Ein Wirrwarr aus Zuständigkeiten

 

Heute gibt es dafür großes Kompetenzgerangel: „Ein Wirrwarr aus Zuständigkeiten,“ kritisiert Markus Gleichmann, Vorstandsvorsitzender der Thüringengestalter. „Für die Autobahnen sind nur Autobahnmeistereien zuständig. „Das funktioniert relativ gut. Aber für Bundesstraßen sind gemäß eines Abkommens die Kreisstraßenmeistereien da. Bei den Straßenbahnen ist wiederum die Stadt zuständig“, erläutert Gleichmann. „Aus linker Sicht kommt noch ein weiterer Zwiespalt hinzu: Die teure Technik vorhalten oder alle 10 Jahre mal ein paar Tage Chaos in Kauf nehmen“, schätzt Gleichmann ein. Immerhin: Im Saale-Holzland-Kreis, wo Gleichmann, der auch für DIE LINKE im Landtag sitzt, seinen Wahlkreis hat, waren Landwirt- *innen mit ihren Traktoren im Wintereinsatz unterwegs. Das sollten sich die mondänen Städter, die gerne über die Provinz die Nase rümpfen, mal zum Vorbild nehmen!

 

Im Netz haten satt Schnee schippen

 

Wenn sich aber zum Lockdown der „Flockdown“ gesellt, ist der Geduldsfaden vieler Menschen kürzer als die Liste sportlicher Erfolge vom FC Rot-Weiß. In Erfurt wird vor machen Häusern komplett geräumt, anderswo gar nicht. Dafür drohen meterlange Eiszapfen und Dachlawinen. SUV-Fahrer, die ihre Protzkarren zur Abwechslung für Sinnvolles einsetzen könnten, sind nicht im städtischen Winterdienst unterwegs. Sie regen sich lieber in den sozialen Medien auf. 

 

Gelebte Solidarität auf dem Land 

 

Ganz anders das Bild im ländlichen Raum, wo Kommunalpolitiker- *innen den viel zitierten Gebrauchswert Linker Politik unter Beweis stellen können. 

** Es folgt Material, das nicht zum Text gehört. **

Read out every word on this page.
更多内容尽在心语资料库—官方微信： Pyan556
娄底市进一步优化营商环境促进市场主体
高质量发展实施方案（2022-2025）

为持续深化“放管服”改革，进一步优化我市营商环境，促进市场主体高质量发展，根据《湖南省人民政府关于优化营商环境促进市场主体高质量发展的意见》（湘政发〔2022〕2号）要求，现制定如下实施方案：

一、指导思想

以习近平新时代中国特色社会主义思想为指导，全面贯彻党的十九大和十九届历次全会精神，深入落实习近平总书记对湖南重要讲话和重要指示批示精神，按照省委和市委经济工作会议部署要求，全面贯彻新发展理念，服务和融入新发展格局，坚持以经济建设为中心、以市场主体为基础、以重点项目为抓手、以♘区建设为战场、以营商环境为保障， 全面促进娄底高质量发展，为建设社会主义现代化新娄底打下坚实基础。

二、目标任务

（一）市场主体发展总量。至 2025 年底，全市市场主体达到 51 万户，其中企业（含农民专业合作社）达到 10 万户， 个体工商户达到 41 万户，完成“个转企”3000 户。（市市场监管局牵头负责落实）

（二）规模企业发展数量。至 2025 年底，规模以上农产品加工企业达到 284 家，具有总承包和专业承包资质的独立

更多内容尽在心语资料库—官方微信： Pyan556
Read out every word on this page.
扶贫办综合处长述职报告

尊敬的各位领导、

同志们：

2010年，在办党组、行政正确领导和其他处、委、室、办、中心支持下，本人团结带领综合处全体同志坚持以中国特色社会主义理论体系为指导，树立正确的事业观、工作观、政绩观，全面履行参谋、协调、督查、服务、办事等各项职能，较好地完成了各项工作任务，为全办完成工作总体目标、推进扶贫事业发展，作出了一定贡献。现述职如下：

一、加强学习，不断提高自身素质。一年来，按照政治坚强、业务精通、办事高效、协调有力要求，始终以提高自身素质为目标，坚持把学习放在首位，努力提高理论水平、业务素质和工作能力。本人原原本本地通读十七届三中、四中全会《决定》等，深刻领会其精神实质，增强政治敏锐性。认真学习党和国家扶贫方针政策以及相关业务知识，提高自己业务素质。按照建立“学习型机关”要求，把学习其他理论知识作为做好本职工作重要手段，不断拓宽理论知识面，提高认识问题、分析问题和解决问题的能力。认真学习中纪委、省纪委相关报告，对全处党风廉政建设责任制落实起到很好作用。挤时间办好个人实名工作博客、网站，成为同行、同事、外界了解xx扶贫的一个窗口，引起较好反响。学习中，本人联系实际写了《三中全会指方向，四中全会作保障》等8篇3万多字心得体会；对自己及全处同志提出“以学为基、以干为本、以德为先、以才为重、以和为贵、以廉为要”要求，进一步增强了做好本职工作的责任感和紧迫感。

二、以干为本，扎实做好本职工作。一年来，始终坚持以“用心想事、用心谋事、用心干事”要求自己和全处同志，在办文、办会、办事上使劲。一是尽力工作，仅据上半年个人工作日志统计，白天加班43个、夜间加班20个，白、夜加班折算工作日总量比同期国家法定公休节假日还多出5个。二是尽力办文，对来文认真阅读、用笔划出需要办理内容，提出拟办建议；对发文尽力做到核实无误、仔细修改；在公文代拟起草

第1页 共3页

„Wie überall war auch in Gorsleben viel Schnee gefallen. Vielen ging es nicht schnell genug, den Schnee zu beseitigen“, berichtet der Bürgermeister Dietmar Strickrodt (LINKE). „Auf Grund meiner Erfahrung als Ortschaftsbürgermeister und Wehrführer habe ich einen Krisenstab mit Mitgliedern des Ortschaftsrates, Bauhof und ansässigen Firmen gebildet und einen Stufenplan erstellt: 1. Straßen fahrbar machen für Rettungsfahrzeuge sowie Feuerwehrhaus und Bushaltestellen räumen. 2. Platz schaffen für die Müllfahrzeuge. 3. Platz schaffen für Versorgungsfahrzeuge (Bäckerauto und Fleischerauto) 4. Freimachen der Einläufe. Der ländliche Krisenstab im Kyffhäuserkreis hat auch deshalb so gut funktioniert – und offensichtlich besser als in Erfurt oder Jena – weil lokale Unternehmen mit im Boot saßen. An die Agrar GmbH Oldisleben und die vielen anderen Beteiligten sendet Strickrodt deshalb besonderen Dank. Die Firma Etzrodt aus Borxleben sponsert sogar 13 Tonnen Sand für den Hochwasserschutz. Schließlich hat die Schneeschmelze längst begonnen. Das ist gelebte Solidarität. Oder wie es Strickrodt formuliert: „Nur gemeinsam sind wir stark“.